Csokolom, they said, who
Had never read Heaney
Or seen the Borg. Hungarian, alien.

*

We were never lost among the ruins
We moved among, carried always
By the map of our selves, our shared
Aim to arrive safely, together, elsewhere.
We honeymooned on Hydra, island
Of laughter, but also bad dreams.

*

The accident offered our love
The quality of careful workmanship:
Hope is only as smart
As home is possible.

*

What is music but a scramble
For charmed time, a network
Of tintinnabulations made unfamiliar
In the sequenced air? A bumblebee
Will adumbrate, with élan, its fertile
Music, in a yellow field, upon
A family of ensunned flowers.

VI.

You laughed that winter, as I placed
A gargantuan toque upon your head,
Crowning you queen of the white snow.
Now, that snow is gone, is clear

As the water that dried off Ararat,
The world cleansed or differently bled.
Nothing is broken, not a leg or word,
Unless the prophet says it should be.

The defenestration of language
Leads to silence, fallen silence,
To words, bound and solemn,
Judged ignorantly on The Pavement.

The stones cry out for a changed verdict,
But the prisoner, which is language,
Needs no victory to be freed.
Caesar cannot constrain,

Actually.

VII.

I have completed my tapestry
For you, celebrating

A spring liturgy, enriched by
Elements from Coker,

And separate words offered
By my friends, to compose

These lines, a year ago,
Exactly, as if time

*

Waited for poetry
Or poetry ever delivered
A timely riposte.

Poems, instead,
Linger, undiminished
By earthly qualities

Like sloth.
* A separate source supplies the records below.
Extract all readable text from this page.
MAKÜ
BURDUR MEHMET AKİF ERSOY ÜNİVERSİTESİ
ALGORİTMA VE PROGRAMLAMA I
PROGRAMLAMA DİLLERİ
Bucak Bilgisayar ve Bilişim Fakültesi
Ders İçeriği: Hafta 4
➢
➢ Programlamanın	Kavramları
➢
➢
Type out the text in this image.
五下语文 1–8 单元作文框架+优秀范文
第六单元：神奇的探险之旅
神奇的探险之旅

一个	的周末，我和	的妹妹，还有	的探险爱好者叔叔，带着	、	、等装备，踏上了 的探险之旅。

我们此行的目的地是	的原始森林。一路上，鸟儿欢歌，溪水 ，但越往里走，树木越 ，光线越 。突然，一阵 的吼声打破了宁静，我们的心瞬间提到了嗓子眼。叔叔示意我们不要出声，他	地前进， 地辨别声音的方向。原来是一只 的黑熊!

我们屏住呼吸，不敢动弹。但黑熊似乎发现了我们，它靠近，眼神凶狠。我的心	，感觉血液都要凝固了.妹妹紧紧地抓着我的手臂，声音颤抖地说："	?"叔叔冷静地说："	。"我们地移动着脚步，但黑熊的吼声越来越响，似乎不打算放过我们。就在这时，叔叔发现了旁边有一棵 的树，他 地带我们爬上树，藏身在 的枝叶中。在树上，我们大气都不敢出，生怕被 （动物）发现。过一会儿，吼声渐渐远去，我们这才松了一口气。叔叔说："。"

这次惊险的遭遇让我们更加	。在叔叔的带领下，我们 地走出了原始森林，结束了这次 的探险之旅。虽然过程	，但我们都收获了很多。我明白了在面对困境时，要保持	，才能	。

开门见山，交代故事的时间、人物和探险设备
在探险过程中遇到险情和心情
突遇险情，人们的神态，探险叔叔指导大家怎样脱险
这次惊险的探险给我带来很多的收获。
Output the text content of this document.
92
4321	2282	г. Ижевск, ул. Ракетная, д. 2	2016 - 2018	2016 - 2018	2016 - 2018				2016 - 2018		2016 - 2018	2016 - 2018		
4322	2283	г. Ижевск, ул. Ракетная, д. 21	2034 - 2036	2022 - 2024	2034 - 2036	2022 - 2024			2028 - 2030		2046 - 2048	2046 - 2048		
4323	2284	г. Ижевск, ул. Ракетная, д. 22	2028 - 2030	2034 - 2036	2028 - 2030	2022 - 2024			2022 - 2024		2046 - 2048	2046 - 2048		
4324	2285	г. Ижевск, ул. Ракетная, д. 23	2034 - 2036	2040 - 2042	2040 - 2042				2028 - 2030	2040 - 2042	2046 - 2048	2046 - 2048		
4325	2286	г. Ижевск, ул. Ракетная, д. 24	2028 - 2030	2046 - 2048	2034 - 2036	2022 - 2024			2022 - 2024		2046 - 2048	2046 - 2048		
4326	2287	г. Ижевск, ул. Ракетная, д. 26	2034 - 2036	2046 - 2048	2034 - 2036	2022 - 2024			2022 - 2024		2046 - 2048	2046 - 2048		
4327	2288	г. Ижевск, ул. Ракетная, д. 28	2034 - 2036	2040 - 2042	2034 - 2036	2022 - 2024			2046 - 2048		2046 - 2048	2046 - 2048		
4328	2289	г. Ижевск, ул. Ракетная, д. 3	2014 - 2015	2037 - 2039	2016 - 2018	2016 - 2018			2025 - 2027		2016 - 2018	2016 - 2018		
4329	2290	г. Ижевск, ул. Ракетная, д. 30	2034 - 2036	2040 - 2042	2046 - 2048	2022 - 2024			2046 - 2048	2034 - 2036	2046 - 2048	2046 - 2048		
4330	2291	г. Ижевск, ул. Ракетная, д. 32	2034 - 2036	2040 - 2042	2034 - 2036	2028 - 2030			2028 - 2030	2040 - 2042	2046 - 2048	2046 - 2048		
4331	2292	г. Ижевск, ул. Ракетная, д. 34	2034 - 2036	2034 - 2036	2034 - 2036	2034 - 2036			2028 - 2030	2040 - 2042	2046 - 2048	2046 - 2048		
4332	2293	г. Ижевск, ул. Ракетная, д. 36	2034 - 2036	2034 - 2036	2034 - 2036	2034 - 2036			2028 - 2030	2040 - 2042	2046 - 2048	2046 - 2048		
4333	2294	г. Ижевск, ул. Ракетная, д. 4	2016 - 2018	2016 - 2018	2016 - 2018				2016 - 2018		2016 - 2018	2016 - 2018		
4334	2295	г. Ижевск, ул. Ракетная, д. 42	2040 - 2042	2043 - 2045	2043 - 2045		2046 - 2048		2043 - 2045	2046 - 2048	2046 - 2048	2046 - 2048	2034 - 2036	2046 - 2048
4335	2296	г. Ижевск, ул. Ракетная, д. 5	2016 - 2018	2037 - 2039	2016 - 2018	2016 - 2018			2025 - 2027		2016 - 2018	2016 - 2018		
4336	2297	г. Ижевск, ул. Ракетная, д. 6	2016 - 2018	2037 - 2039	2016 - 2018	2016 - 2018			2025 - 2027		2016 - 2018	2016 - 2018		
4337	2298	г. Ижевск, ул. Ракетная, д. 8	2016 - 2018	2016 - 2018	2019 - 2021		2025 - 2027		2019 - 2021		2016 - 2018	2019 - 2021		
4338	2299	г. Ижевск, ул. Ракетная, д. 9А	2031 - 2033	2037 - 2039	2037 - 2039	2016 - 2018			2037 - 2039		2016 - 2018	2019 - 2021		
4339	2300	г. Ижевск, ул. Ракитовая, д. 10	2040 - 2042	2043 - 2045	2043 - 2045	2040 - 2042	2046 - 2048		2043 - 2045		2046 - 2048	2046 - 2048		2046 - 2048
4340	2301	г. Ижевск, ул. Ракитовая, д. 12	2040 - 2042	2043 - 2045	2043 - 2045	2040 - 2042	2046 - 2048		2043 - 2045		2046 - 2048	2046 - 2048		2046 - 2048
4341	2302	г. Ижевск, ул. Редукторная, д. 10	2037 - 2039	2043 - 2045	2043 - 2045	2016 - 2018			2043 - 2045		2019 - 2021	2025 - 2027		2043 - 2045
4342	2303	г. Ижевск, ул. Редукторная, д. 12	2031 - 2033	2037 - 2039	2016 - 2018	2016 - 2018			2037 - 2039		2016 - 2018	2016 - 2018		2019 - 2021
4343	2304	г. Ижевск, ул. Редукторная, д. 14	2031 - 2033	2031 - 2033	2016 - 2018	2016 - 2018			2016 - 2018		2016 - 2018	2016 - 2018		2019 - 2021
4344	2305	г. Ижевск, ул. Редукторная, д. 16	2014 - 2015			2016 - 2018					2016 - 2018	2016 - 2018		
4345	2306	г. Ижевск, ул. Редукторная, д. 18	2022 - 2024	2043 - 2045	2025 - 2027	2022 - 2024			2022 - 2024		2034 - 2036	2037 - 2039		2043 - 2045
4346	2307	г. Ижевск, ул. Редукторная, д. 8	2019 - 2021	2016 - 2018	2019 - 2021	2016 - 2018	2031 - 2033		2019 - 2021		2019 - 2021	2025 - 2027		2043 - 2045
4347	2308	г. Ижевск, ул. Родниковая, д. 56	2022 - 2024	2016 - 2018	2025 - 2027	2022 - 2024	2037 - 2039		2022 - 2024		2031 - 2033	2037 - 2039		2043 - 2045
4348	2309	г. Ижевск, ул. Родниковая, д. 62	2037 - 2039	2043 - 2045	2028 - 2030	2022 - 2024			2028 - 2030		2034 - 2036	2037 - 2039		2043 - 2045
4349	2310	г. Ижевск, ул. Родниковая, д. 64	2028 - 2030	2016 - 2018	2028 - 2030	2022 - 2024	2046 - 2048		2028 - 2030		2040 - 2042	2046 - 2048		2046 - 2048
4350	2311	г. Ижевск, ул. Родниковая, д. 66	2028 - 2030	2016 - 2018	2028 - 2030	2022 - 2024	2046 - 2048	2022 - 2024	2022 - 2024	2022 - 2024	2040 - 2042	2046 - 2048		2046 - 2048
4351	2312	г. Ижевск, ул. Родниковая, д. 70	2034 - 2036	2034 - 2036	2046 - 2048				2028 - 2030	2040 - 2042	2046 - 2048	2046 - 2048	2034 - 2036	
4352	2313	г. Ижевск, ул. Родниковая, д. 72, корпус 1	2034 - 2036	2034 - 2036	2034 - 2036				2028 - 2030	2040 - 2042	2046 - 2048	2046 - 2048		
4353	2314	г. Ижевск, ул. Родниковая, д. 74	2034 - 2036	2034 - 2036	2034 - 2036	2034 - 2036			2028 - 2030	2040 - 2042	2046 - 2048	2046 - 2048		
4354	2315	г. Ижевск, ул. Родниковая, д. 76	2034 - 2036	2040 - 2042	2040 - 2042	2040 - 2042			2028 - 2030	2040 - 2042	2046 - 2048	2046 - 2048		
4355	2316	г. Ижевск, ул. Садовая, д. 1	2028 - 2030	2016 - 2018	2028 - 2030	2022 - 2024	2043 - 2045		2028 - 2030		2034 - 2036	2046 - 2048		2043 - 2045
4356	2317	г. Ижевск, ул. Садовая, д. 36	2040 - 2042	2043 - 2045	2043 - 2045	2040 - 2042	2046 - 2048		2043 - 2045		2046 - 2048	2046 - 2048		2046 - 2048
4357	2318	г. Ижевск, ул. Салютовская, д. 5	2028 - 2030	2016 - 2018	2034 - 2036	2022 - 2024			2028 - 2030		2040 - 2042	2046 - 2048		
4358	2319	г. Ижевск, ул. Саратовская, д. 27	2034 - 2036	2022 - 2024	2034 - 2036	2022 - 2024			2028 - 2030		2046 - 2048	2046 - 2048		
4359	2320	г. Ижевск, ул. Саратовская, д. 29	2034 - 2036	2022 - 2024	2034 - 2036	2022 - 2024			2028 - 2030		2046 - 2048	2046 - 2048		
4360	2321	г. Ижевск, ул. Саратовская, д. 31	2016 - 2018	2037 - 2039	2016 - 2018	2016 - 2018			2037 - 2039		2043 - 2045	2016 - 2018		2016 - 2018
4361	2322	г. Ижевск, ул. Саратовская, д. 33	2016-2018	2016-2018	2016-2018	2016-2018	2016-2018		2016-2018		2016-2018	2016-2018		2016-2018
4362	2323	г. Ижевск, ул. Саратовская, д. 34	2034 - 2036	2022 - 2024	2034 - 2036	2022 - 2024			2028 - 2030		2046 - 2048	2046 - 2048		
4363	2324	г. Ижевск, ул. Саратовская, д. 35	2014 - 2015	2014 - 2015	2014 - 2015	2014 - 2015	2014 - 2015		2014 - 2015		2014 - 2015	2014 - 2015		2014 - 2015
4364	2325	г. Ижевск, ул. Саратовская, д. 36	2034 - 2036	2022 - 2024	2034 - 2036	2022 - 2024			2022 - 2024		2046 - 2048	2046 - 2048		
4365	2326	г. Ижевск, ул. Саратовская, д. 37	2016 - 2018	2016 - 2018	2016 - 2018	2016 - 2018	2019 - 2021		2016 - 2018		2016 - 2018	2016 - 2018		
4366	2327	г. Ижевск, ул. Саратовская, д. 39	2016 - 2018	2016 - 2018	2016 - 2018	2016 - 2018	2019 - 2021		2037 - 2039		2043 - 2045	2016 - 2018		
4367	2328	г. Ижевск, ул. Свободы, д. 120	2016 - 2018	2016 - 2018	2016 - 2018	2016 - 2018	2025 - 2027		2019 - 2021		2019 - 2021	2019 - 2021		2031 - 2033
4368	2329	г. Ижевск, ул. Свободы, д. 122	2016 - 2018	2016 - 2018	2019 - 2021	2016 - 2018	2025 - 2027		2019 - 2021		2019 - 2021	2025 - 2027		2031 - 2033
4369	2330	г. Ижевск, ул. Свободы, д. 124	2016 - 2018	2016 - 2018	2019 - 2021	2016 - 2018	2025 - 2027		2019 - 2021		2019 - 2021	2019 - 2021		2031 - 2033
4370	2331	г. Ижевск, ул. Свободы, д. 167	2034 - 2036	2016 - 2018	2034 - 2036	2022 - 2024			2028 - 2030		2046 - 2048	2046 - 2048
Both
Temporal and tempted,
Lost beyond time,

They sustain the body
By being a kind
Of mouth for the spirit –

Unable to die completely,
Thereby living again,
When the stone

Is turned away
With the reading,
Communicating, eye.


April, 2007

poem by Todd Swift

Comments

Ms Baroque said…
Todd, wonderful! Well done. And a very happy birthday, belatedly. I forgot yours was so close to mine. Hope it was swell.

But didn't I give you hullaballoo? I see no hullaballoo. Though I culd be remembering wrong.